I have an application with several page specific js files and I am trying to use factor package to generate a generic js file with their common dependencies. So far, I can only get the browser and factor package to create one file (common.js) that contains all my js (like a normal browser package). Here is my gulp task:

gulp.task('browserify', function() {

    return browserify({
        entries: ['./app/client/page1.coffee', './app/client/page2.coffee'],
        extensions: ['.coffee', '.jade'],
        debug: true
    }).plugin('factor-bundle', {
        o: ['./public/js/page1.js', './public/js/page2.js']
    })
    .bundle()
    .pipe(source('common.js'))
    .pipe(gulp.dest('./public/js/'));

});

      

This only makes the common.js file in public / js and page1 and page2 not separate files (they are embedded in common.js).

Expected Results
public / js / page1.js (containing the page1.coffee code and any dependencies used only by
page1.coffee ) public / js / page2.js (containing the page2.coffee code and any dependencies used only by page2.coffee)
public /js/common.js (containing the dependencies shared by page1.coffee and page2.coffee)

Removing .plugin (...)
If I .plugin(...)

remove the modules inside common.js are in a different order, but the byte-for-byte is the same size as when .plugin(...)

.

Module information

Browserify (5.9.3)
Factor Bundle (2.1.0)
Vinyl Stream Source (0.1.1)
Gulp (3.8.7)

+3


source to share


2 answers


I ran into a similar problem and raised a question about the github factor account:

https://github.com/substack/factor-bundle/issues/29

There was no solution yet, but I found a workaround.

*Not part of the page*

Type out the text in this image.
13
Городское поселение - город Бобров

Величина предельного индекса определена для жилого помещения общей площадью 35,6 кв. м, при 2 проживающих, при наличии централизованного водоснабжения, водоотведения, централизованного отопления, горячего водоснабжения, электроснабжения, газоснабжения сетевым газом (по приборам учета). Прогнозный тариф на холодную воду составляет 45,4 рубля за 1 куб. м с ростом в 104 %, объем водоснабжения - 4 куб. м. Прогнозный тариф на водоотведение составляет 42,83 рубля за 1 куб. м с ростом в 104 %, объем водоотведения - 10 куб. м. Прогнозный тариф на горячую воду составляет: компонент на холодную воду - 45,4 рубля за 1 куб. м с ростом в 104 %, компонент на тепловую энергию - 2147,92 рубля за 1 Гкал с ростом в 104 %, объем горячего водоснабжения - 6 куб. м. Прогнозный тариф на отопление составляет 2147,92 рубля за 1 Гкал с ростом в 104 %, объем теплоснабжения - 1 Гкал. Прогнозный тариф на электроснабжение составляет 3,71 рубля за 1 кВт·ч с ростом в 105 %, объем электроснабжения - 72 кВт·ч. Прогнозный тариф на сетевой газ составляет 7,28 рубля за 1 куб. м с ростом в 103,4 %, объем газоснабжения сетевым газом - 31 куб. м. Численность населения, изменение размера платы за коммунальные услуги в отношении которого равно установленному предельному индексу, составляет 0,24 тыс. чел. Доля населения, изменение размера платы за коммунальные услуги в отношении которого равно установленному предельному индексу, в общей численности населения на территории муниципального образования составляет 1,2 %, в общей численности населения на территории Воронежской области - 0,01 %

Did you find that the modules are split into separate pages as expected if you launch the browser using the factor-bundle plugin from the command line?

This was my experience, in this case I am using gulp-shell as a workaround to run it as a gulp task:

var gulp  = require('gulp')
var shell = require('gulp-shell')

gulp.task('browserify-shell', shell.task([
  'browserify ./app/assets/js/main.js ./app/assets/js/search.js -p [ factor-bundle -o ./public/js/main.js -o ./public/js/search.js ] -o ./public/js/common.js'
]));

      

0


source


I ended up switching to webpack. When I needed to load a module dynamically, I took the leap. There was no need to change your code at all, except for a small part related to dynamically loadable modules.